Figure 11 – A decompilation of live_api.cgi showing user input taken from the URI on Line 9 and being sent to satellite_status on Line 19.
Decompilation of the satellite_status
method, shown in Figure 12, shows that the query string itself (now param_1) is parsed for the page, id, and ip parameters. The ip parameter is copied via the sprintf function to a local variable on Line 38 of Figure 12 and, on Line 39, is passed to the do_system function. The absence of a call to check_user_auth indicates that arbitrary client input from an unauthenticated user in the URI will be placed directly onto the command line in the ip URI parameter, confirmed in Figure 13.
Figure 12 – A decompilation of the satellite_status function, which shows the query string (now param_1) parsed for the ip parameter on Lines 22 and 23, then to a call to do_system on lines 38 and 39.
Figure 13 – The proof is in the pudding, showing the exploit being used to effect a remote takeover of the device.
And there it is: a remote, unauthenticated (save for the LAN interface) exploit for an off-the-shelf WiFi router, from beginning to end.
Finding exploits in a fresh-to-the-market IoT device may seem like low-hanging fruit, as was mentioned at the beginning of this post, but the value of this investigation was in its journey rather than its destination.

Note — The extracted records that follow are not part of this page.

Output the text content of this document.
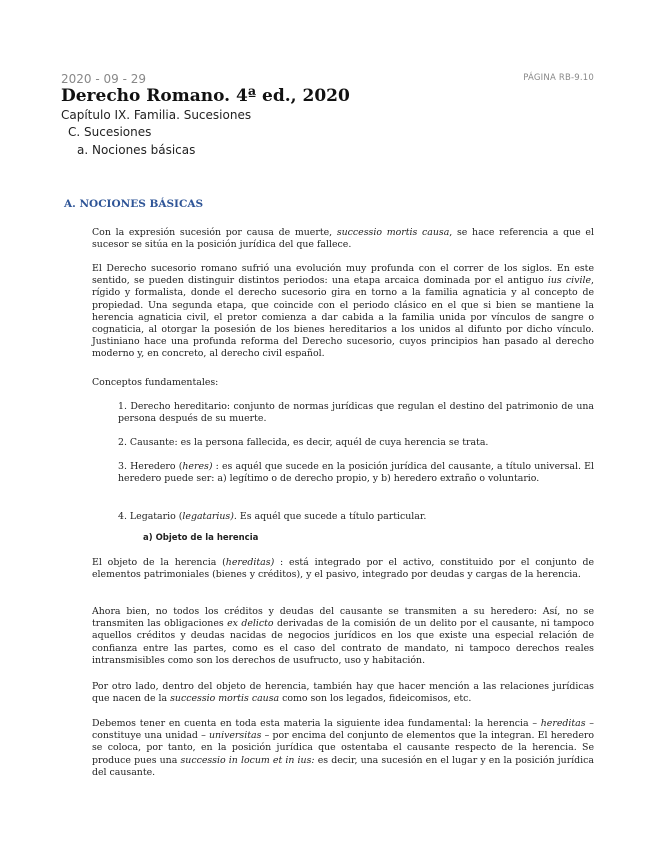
2020 - 09 - 29	PÁGINA RB-9.10
Derecho Romano. 4ª ed., 2020
Capítulo IX. Familia. Sucesiones
C. Sucesiones
a. Nociones básicas
A. NOCIONES BÁSICAS

Con la expresión sucesión por causa de muerte, successio mortis causa, se hace referencia a que el sucesor se sitúa en la posición jurídica del que fallece.

El Derecho sucesorio romano sufrió una evolución muy profunda con el correr de los siglos. En este sentido, se pueden distinguir distintos periodos: una etapa arcaica dominada por el antiguo ius civile, rígido y formalista, donde el derecho sucesorio gira en torno a la familia agnaticia y al concepto de propiedad. Una segunda etapa, que coincide con el periodo clásico en el que si bien se mantiene la herencia agnaticia civil, el pretor comienza a dar cabida a la familia unida por vínculos de sangre o cognaticia, al otorgar la posesión de los bienes hereditarios a los unidos al difunto por dicho vínculo. Justiniano hace una profunda reforma del Derecho sucesorio, cuyos principios han pasado al derecho moderno y, en concreto, al derecho civil español.

Conceptos fundamentales:

1. Derecho hereditario: conjunto de normas jurídicas que regulan el destino del patrimonio de una persona después de su muerte.

2. Causante: es la persona fallecida, es decir, aquél de cuya herencia se trata.

3. Heredero (heres) : es aquél que sucede en la posición jurídica del causante, a título universal. El heredero puede ser: a) legítimo o de derecho propio, y b) heredero extraño o voluntario.

4. Legatario (legatarius). Es aquél que sucede a título particular.

a) Objeto de la herencia

El objeto de la herencia (hereditas) : está integrado por el activo, constituido por el conjunto de elementos patrimoniales (bienes y créditos), y el pasivo, integrado por deudas y cargas de la herencia.

Ahora bien, no todos los créditos y deudas del causante se transmiten a su heredero: Así, no se transmiten las obligaciones ex delicto derivadas de la comisión de un delito por el causante, ni tampoco aquellos créditos y deudas nacidas de negocios jurídicos en los que existe una especial relación de confianza entre las partes, como es el caso del contrato de mandato, ni tampoco derechos reales intransmisibles como son los derechos de usufructo, uso y habitación.

Por otro lado, dentro del objeto de herencia, también hay que hacer mención a las relaciones jurídicas que nacen de la successio mortis causa como son los legados, fideicomisos, etc.

Debemos tener en cuenta en toda esta materia la siguiente idea fundamental: la herencia – hereditas – constituye una unidad – universitas – por encima del conjunto de elementos que la integran. El heredero se coloca, por tanto, en la posición jurídica que ostentaba el causante respecto de la herencia. Se produce pues una successio in locum et in ius: es decir, una sucesión en el lugar y en la posición jurídica del causante.
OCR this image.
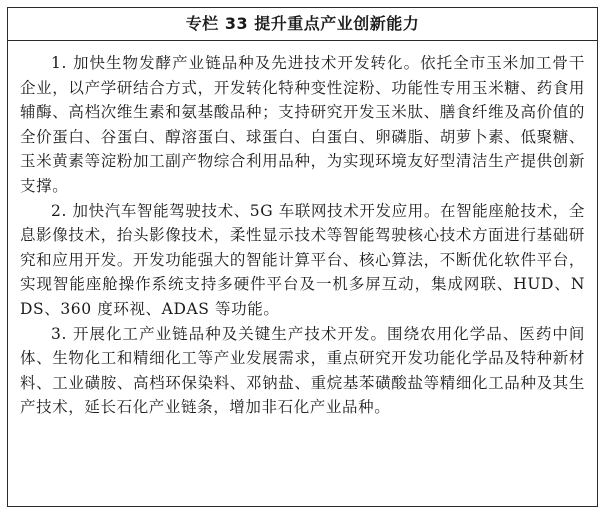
专栏 33 提升重点产业创新能力

1. 加快生物发酵产业链品种及先进技术开发转化。依托全市玉米加工骨干企业，以产学研结合方式，开发转化特种变性淀粉、功能性专用玉米糖、药食用辅酶、高档次维生素和氨基酸品种；支持研究开发玉米肽、膳食纤维及高价值的全价蛋白、谷蛋白、醇溶蛋白、球蛋白、白蛋白、卵磷脂、胡萝卜素、低聚糖、玉米黄素等淀粉加工副产物综合利用品种，为实现环境友好型清洁生产提供创新支撑。

2. 加快汽车智能驾驶技术、5G 车联网技术开发应用。在智能座舱技术，全息影像技术，抬头影像技术，柔性显示技术等智能驾驶核心技术方面进行基础研究和应用开发。开发功能强大的智能计算平台、核心算法，不断优化软件平台，实现智能座舱操作系统支持多硬件平台及一机多屏互动，集成网联、HUD、NDS、360 度环视、ADAS 等功能。

3. 开展化工产业链品种及关键生产技术开发。围绕农用化学品、医药中间体、生物化工和精细化工等产业发展需求，重点研究开发功能化学品及特种新材料、工业磺胺、高档环保染料、邓钠盐、重烷基苯磺酸盐等精细化工品种及其生产技术，延长石化产业链条，增加非石化产业品种。
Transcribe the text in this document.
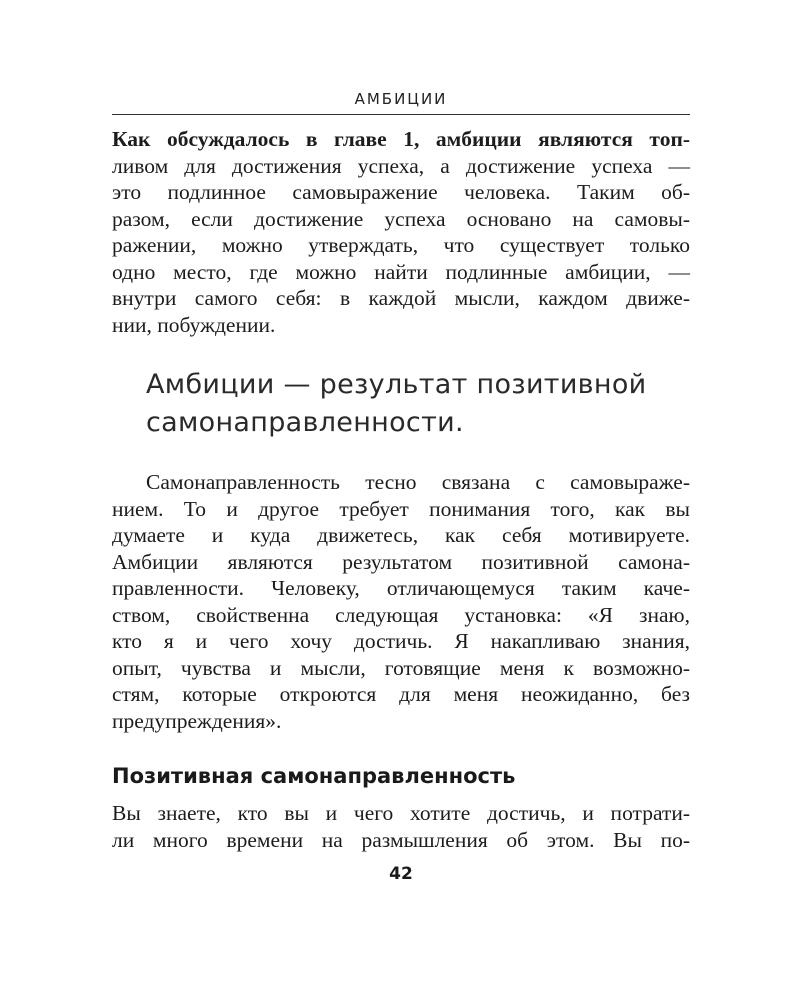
АМБИЦИИ
Как обсуждалось в главе 1, амбиции являются топ-
ливом для достижения успеха, а достижение успеха —
это подлинное самовыражение человека. Таким об-
разом, если достижение успеха основано на самовы-
ражении, можно утверждать, что существует только
одно место, где можно найти подлинные амбиции, —
внутри самого себя: в каждой мысли, каждом движе-
нии, побуждении.
Амбиции — результат позитивной
самонаправленности.
Самонаправленность тесно связана с самовыраже-
нием. То и другое требует понимания того, как вы
думаете и куда движетесь, как себя мотивируете.
Амбиции являются результатом позитивной самона-
правленности. Человеку, отличающемуся таким каче-
ством, свойственна следующая установка: «Я знаю,
кто я и чего хочу достичь. Я накапливаю знания,
опыт, чувства и мысли, готовящие меня к возможно-
стям, которые откроются для меня неожиданно, без
предупреждения».
Позитивная самонаправленность
Вы знаете, кто вы и чего хотите достичь, и потрати-
ли много времени на размышления об этом. Вы по-
42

An understanding of the circumvention of authentication and the location of the command injection would have been unlikely, or even impossible, without static analysis of the firmware. Were it not available online, it would have required dynamic access to the device’s operating system to obtain them, for which there would have been dim hopes dynamic access to the device. This level of access itself relied on both physical access to the device, and either specialized hardware or the guided guess as to the likely places in code that mistakes might have been made.
We hope you enjoyed this journey, and that you come back for more. Happy hacking!